01:21 So, I think this is just a continual thing. Will it go up 110% for the next 10 years? At some point, presumably, its growth rate slows down as the law of large numbers kicks in. And it goes from growing 100% a year, to 50% a year, to 40% a year, to 30% a year, to 20% a year, to 10% a year. But I do think it’ll keep appreciating over a long enough timeframe. And I think it’ll appreciate faster than any other choice that I can come up with, right. So I take a long perspective. And in terms of where it could go, I mean I look at the value of gold, you know, about \$10T of gold, I don’t see any reason why it doesn’t flip that. And I look at \$100T in bonds and I look at the size of the global equity market, and I think, 10%, 20%, 30% of that or more just wants to be in a store of value as a monetary index or just a property.
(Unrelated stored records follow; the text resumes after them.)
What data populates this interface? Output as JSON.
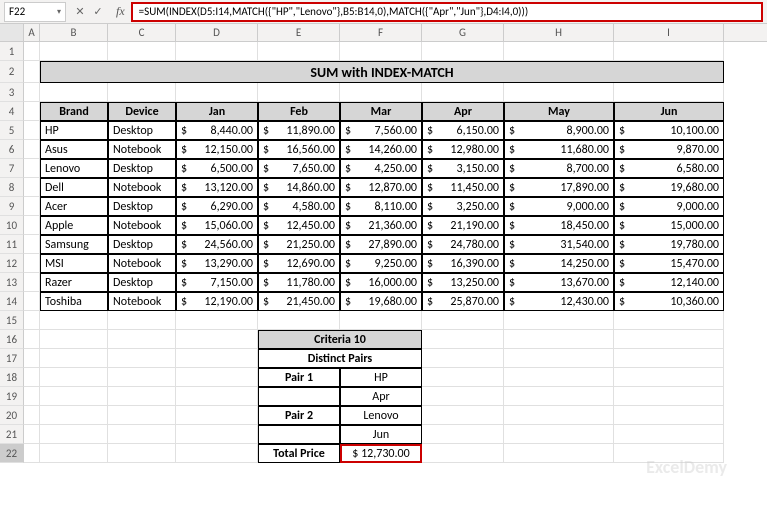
{
  "cell_ref": "F22",
  "formula": "=SUM(INDEX(D5:I14,MATCH({\"HP\",\"Lenovo\"},B5:B14,0),MATCH({\"Apr\",\"Jun\"},D4:I4,0)))",
  "columns": [
    "A",
    "B",
    "C",
    "D",
    "E",
    "F",
    "G",
    "H",
    "I"
  ],
  "title": "SUM with INDEX-MATCH",
  "headers": {
    "brand": "Brand",
    "device": "Device",
    "jan": "Jan",
    "feb": "Feb",
    "mar": "Mar",
    "apr": "Apr",
    "may": "May",
    "jun": "Jun"
  },
  "rows": [
    {
      "brand": "HP",
      "device": "Desktop",
      "jan": "8,440.00",
      "feb": "11,890.00",
      "mar": "7,560.00",
      "apr": "6,150.00",
      "may": "8,900.00",
      "jun": "10,100.00"
    },
    {
      "brand": "Asus",
      "device": "Notebook",
      "jan": "12,150.00",
      "feb": "16,560.00",
      "mar": "14,260.00",
      "apr": "12,980.00",
      "may": "11,680.00",
      "jun": "9,870.00"
    },
    {
      "brand": "Lenovo",
      "device": "Desktop",
      "jan": "6,500.00",
      "feb": "7,650.00",
      "mar": "4,250.00",
      "apr": "3,150.00",
      "may": "8,700.00",
      "jun": "6,580.00"
    },
    {
      "brand": "Dell",
      "device": "Notebook",
      "jan": "13,120.00",
      "feb": "14,860.00",
      "mar": "12,870.00",
      "apr": "11,450.00",
      "may": "17,890.00",
      "jun": "19,680.00"
    },
    {
      "brand": "Acer",
      "device": "Desktop",
      "jan": "6,290.00",
      "feb": "4,580.00",
      "mar": "8,110.00",
      "apr": "3,250.00",
      "may": "9,000.00",
      "jun": "9,000.00"
    },
    {
      "brand": "Apple",
      "device": "Notebook",
      "jan": "15,060.00",
      "feb": "12,450.00",
      "mar": "21,360.00",
      "apr": "21,190.00",
      "may": "18,450.00",
      "jun": "15,000.00"
    },
    {
      "brand": "Samsung",
      "device": "Desktop",
      "jan": "24,560.00",
      "feb": "21,250.00",
      "mar": "27,890.00",
      "apr": "24,780.00",
      "may": "31,540.00",
      "jun": "19,780.00"
    },
    {
      "brand": "MSI",
      "device": "Notebook",
      "jan": "13,290.00",
      "feb": "12,690.00",
      "mar": "9,250.00",
      "apr": "16,390.00",
      "may": "14,250.00",
      "jun": "15,470.00"
    },
    {
      "brand": "Razer",
      "device": "Desktop",
      "jan": "7,150.00",
      "feb": "11,780.00",
      "mar": "16,000.00",
      "apr": "13,250.00",
      "may": "13,670.00",
      "jun": "12,140.00"
    },
    {
      "brand": "Toshiba",
      "device": "Notebook",
      "jan": "12,190.00",
      "feb": "21,450.00",
      "mar": "19,680.00",
      "apr": "25,870.00",
      "may": "12,430.00",
      "jun": "10,360.00"
    }
  ],
  "criteria": {
    "title": "Criteria 10",
    "subtitle": "Distinct Pairs",
    "pair1_label": "Pair 1",
    "pair1_v1": "HP",
    "pair1_v2": "Apr",
    "pair2_label": "Pair 2",
    "pair2_v1": "Lenovo",
    "pair2_v2": "Jun",
    "total_label": "Total Price",
    "total_value": "$   12,730.00"
  },
  "watermark": "ExcelDemy"
}
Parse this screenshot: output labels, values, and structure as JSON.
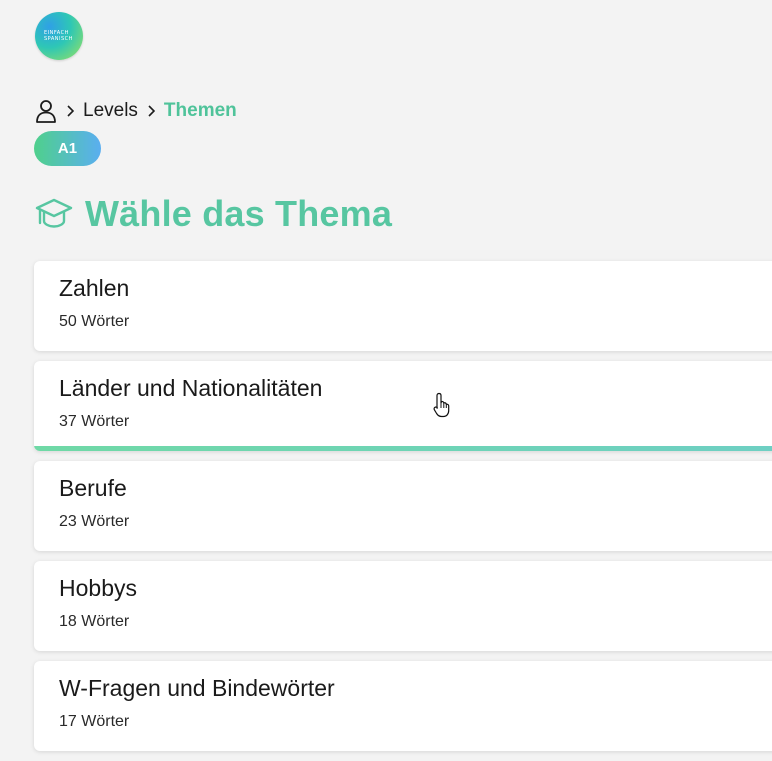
{
  "logo": {
    "text": "EINFACH\nSPANISCH",
    "icon": "circle-logo"
  },
  "breadcrumb": {
    "user_icon": "user-icon",
    "items": [
      "Levels",
      "Themen"
    ]
  },
  "level_badge": {
    "label": "A1"
  },
  "heading": {
    "icon": "graduation-cap-icon",
    "title": "Wähle das Thema"
  },
  "topics": [
    {
      "name": "Zahlen",
      "count": "50 Wörter"
    },
    {
      "name": "Länder und Nationalitäten",
      "count": "37 Wörter"
    },
    {
      "name": "Berufe",
      "count": "23 Wörter"
    },
    {
      "name": "Hobbys",
      "count": "18 Wörter"
    },
    {
      "name": "W-Fragen und Bindewörter",
      "count": "17 Wörter"
    }
  ],
  "colors": {
    "accent": "#57c6a1",
    "badge_gradient_start": "#4fd08c",
    "badge_gradient_end": "#5aaef0",
    "background": "#f3f3f3"
  }
}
02:22 So I think a portion of bonds, a portion of real estate, most of monetary gold, a decent portion of gold, a decent portion of ETFs. People putting money into an ETF, like an S&P index, they’re kind of just trying to save their money. If they really wanted to bet on Apple they’d buy Apple stock. If they wanted to bet only on big tech they’d buy big tech FAANG or they’d buy NASDAQ. When they’re buying the S&P500, they’re just buying a diversified portfolio of equity because they don’t want to keep their money in a savings account yielding 0% interest, and they know that bonds, you’re taking a risk of losing all your money but you’re only getting paid 1% or 2% or 3% interest or something.
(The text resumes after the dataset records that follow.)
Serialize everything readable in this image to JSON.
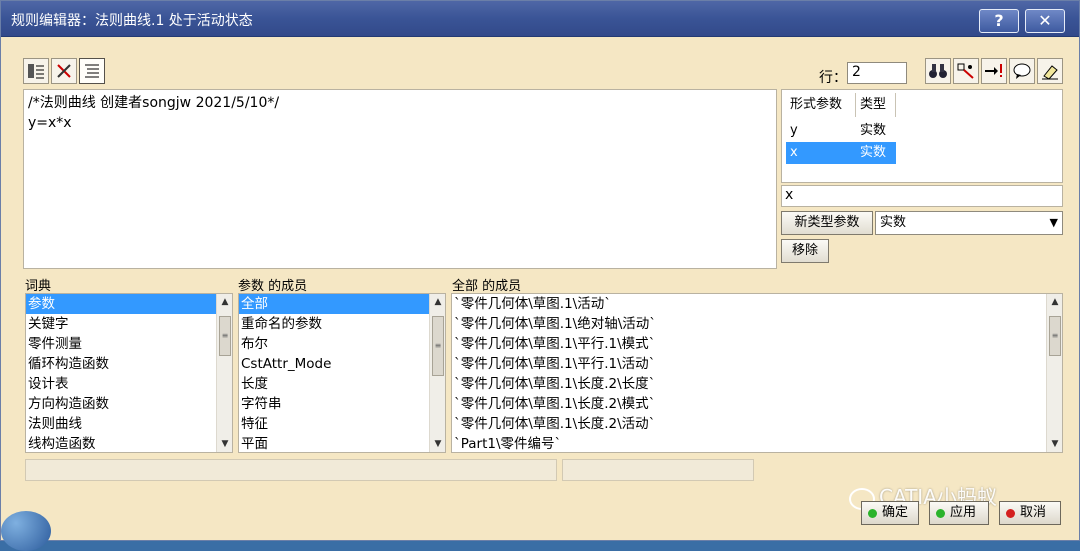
{
  "window": {
    "title": "规则编辑器：法则曲线.1 处于活动状态",
    "help_label": "?",
    "close_label": "✕"
  },
  "toolbar": {
    "left_icons": [
      "dictionary-toggle-icon",
      "cross-toggle-icon",
      "text-list-icon"
    ],
    "right_icons": [
      "binoculars-icon",
      "measure-icon",
      "arrow-alert-icon",
      "comment-icon",
      "eraser-icon"
    ],
    "row_label": "行：",
    "row_value": "2"
  },
  "editor": {
    "lines": [
      "/*法则曲线 创建者songjw 2021/5/10*/",
      "y=x*x"
    ]
  },
  "params": {
    "headers": [
      "形式参数",
      "类型"
    ],
    "rows": [
      {
        "name": "y",
        "type": "实数",
        "selected": false
      },
      {
        "name": "x",
        "type": "实数",
        "selected": true
      }
    ],
    "name_value": "x",
    "new_type_label": "新类型参数",
    "type_selected": "实数",
    "remove_label": "移除"
  },
  "lists": {
    "dict_title": "词典",
    "dict_items": [
      "参数",
      "关键字",
      "零件测量",
      "循环构造函数",
      "设计表",
      "方向构造函数",
      "法则曲线",
      "线构造函数"
    ],
    "members_title": "参数 的成员",
    "members_items": [
      "全部",
      "重命名的参数",
      "布尔",
      "CstAttr_Mode",
      "长度",
      "字符串",
      "特征",
      "平面"
    ],
    "all_title": "全部 的成员",
    "all_items": [
      "`零件几何体\\草图.1\\活动`",
      "`零件几何体\\草图.1\\绝对轴\\活动`",
      "`零件几何体\\草图.1\\平行.1\\模式`",
      "`零件几何体\\草图.1\\平行.1\\活动`",
      "`零件几何体\\草图.1\\长度.2\\长度`",
      "`零件几何体\\草图.1\\长度.2\\模式`",
      "`零件几何体\\草图.1\\长度.2\\活动`",
      "`Part1\\零件编号`"
    ]
  },
  "watermark": "CATIA小蚂蚁",
  "buttons": {
    "ok": "确定",
    "apply": "应用",
    "cancel": "取消"
  },
  "colors": {
    "title_bar": "#3a5496",
    "dialog_bg": "#f5e7c4",
    "selection": "#3399ff",
    "ok_dot": "#2bb32b",
    "apply_dot": "#2bb32b",
    "cancel_dot": "#d42020"
  }
}
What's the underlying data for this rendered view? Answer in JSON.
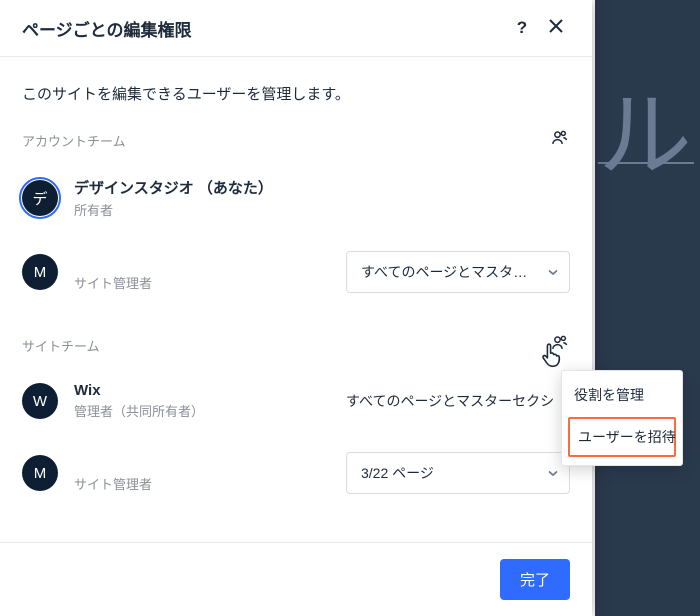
{
  "backdrop": {
    "glyph": "ル"
  },
  "panel": {
    "title": "ページごとの編集権限",
    "intro": "このサイトを編集できるユーザーを管理します。",
    "sections": {
      "account": {
        "label": "アカウントチーム"
      },
      "site": {
        "label": "サイトチーム"
      }
    },
    "members": {
      "account": [
        {
          "avatar": "デ",
          "name": "デザインスタジオ （あなた）",
          "role": "所有者"
        },
        {
          "avatar": "M",
          "name": "",
          "role": "サイト管理者",
          "scope_select": "すべてのページとマスターセ…"
        }
      ],
      "site": [
        {
          "avatar": "W",
          "name": "Wix",
          "role": "管理者（共同所有者）",
          "scope_text": "すべてのページとマスターセクシ"
        },
        {
          "avatar": "M",
          "name": "",
          "role": "サイト管理者",
          "scope_select": "3/22 ページ"
        }
      ]
    },
    "footer": {
      "done": "完了"
    }
  },
  "popover": {
    "items": [
      {
        "label": "役割を管理"
      },
      {
        "label": "ユーザーを招待",
        "highlight": true
      }
    ]
  }
}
03:05 So, as bitcoin grows I think it attracts that capital. So why shouldn’t it go to \$10T, then \$20T, then \$40T, then \$80T? And, so, do I see a path to a million dollars a coin? Sure I do, right? When it gets to a million dollars a coin, if you call me and ask me what are you gonna do? I’m gonna wait for it to go to two million a coin, right? When it gets to two million a coin, if you ask me, what am I gonna do? I’m gonna say, I think I’ll just hang out here, because its still digital property, and if it got to that point, it must be wired into a hundred thousand applications and billions of peoples' lives. So, I think its just a patient waiting game.

Transcription follows:

00:00 Interviewer: There was a lot of talk prior to these last 18 months or so that bitcoin, it was an inflation hedge. It doesn’t look like its turned out to be that way.

00:11 Saylor: Its an inflation hedge over 5 years or over 10 years. Its up 100% a year on average for a decade, its up 45% on average every year for five years, its outperformed the NASDAQ, the S&P, gold, everything.

00:27 Interviewer: Is it appropriate to set those sorts of metrics, when this thing has only existed since around 2009. That’s a very short sample size.

00:36 Saylor: You could debate the 10-year number, but 4 or 5 years is a reasonable timeframe for even this asset. I think the more important point is, in the last 12 months, bonds are a loser, precious metals are a loser, every equity is a loser, there really is no winner over 12 months. And the thing that’s causing the gyrations in the financial asset space is the 1-year treasury bond went from 2.80% to 0.70% over 18 months from November, 2018 to March, 2020. The Fed let that 1-year number sit at 0.12%, float down to 0.07%, until 12 months ago. And they cranked the 1-year from 0.07% to 4.07% in the last 12 months. That’s put every financial asset on a roller coaster.

01:29 Saylor: If you’re a trader, I have no trading advice for you. I’m not a trader. If you’re interested in bitcoin, you take the money you want to hold for the next decade and you divide that between a property portfolio. You’re either buying a block in Manhattan, or you’re buying scarce art for a decade, or you’re buying a bitcoin for the next decade. Its a long-term property strategy, its not a short-term trading strategy. I have no advice with regard to the next 12 months. I can’t tell what’s going to happen at 2:05 today, to tell you the truth.